With this setup the hole in my transom would be just the right length for the screw.
The helper is shown here used for the upper actuator holes.
I actually used this setup for the hinge/tab first to get a perpendicular hole that is just the right depth.
With the tab/hinge in place, I used a straight edge held against the bottom of the boat with a bottle jack and 5/8 spacer to hold the tab up while I positioned the actuator, then taped the template in proper position for the upper holes. I didn't get a pic during the process, so I re-rigged it after the installation to show how I did it. You may notice in some places the pictures seem to get ahead of themselves - because I wasn't real good at taking them in real sequence.

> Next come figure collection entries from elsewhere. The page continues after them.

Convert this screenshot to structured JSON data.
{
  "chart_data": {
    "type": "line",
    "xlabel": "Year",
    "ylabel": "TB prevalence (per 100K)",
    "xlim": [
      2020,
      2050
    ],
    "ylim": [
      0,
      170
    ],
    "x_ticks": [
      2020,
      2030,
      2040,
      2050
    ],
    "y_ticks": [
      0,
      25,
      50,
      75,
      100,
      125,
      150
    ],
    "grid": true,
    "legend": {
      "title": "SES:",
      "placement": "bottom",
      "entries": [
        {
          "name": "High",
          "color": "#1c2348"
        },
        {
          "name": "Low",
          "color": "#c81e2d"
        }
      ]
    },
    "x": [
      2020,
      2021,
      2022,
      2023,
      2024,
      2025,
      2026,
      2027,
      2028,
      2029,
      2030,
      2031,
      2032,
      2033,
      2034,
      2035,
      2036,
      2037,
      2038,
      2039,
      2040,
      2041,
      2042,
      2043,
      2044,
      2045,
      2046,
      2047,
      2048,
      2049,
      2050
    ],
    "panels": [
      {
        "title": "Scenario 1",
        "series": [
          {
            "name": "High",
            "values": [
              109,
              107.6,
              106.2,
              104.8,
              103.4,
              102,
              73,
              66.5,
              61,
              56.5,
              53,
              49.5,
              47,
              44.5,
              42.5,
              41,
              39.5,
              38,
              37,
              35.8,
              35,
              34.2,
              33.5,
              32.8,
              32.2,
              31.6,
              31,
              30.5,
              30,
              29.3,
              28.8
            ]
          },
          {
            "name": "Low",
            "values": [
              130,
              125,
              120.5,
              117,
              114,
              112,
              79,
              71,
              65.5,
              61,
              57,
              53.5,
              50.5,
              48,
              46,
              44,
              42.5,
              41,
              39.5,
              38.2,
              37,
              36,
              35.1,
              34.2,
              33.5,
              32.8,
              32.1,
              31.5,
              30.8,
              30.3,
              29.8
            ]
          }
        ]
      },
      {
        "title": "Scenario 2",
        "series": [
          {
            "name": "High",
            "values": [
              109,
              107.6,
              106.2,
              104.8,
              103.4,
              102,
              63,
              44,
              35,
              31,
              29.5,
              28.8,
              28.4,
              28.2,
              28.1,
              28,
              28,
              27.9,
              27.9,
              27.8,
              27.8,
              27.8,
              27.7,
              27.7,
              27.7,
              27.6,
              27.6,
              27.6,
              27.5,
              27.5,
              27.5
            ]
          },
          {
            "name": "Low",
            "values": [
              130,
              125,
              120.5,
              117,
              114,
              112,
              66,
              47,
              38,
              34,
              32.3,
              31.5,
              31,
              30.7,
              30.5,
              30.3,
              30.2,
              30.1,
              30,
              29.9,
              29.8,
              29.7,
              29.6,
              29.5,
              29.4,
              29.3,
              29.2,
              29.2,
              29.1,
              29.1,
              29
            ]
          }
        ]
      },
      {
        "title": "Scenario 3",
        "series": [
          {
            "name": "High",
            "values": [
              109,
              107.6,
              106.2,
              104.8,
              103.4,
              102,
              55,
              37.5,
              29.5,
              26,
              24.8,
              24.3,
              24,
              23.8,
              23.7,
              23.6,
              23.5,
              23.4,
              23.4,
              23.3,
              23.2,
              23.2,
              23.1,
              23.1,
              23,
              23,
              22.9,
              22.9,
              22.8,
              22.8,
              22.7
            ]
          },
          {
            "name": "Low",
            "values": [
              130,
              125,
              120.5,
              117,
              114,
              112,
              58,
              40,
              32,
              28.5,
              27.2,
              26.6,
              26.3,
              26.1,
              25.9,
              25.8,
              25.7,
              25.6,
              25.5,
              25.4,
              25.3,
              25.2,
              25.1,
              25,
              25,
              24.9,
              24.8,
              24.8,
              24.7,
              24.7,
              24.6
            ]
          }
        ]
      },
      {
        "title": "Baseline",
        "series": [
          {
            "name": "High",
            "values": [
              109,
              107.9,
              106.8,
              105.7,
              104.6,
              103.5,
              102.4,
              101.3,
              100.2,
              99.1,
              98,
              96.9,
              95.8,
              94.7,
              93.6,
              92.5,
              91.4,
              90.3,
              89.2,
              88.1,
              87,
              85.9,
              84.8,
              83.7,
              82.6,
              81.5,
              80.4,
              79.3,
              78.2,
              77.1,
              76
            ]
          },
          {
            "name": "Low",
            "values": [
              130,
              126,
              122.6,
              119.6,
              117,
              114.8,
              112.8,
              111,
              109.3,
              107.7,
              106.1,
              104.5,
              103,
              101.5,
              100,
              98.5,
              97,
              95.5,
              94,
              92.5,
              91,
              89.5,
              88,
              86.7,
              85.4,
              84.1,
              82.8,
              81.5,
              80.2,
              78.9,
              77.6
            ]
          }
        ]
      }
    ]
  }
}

This picture was taken after I had fastened the top of the actuator but shows how I measured.
After drilling the 3/8" pilots for the the mounting fasteners, I put in the 3/4" hole for the thru transom hydraulic line, hoping I'd measured/calculated correctly.

And "Phew", I had!
You can see the hydraulic line coming thru the transom. If the hole was a little more outward I'd have been into the flotation; and with the 2" shorter 'small' actuator I would have been into the flotation block below.
I like to chamfer the pilot holes and fill them with sealant before installation. A chamfer will keep the gelcoat from cracking when the fastener is run in.
Using a horse needle on the syringe I can fill the hole from the inside out.
More on the syringe technique here.


I also like to swab the thru hull with sealant to protect the wood, and being anxious to finish the job before the sealer set up, used a 'sleeve' to feed the hose thru to keep it from getting all gooped up.





I used the same syringe without the needle for applying sealant to the actuator.


Oh, and Bennett even had the forethought to tape the end of the line running thru the transom to keep junk out of the line during installation.


They might have thought to do the same thing to the actuators while measuring and drilling; it's not a bad idea to do it yourself.




I'm always hesitant to put holes in my boat, but Bennett has made it fun!
It's been a very satisfying morning.


Now all I have to do is notch and refit the swim platform, re-attach the anchor holder and get the inside stuff done.

BTW - if you plan to purchase the indicator for tab position, you'll want to do it right away as it would otherwise require you to remove the actuators to fit the new sender portion (and another hole in the transom). After I had my new tabs fully installed I learned of a free indicator offer - which I took advantage of and had to remove/modify/replace the actuators - in addition to the new hole for the sender wire.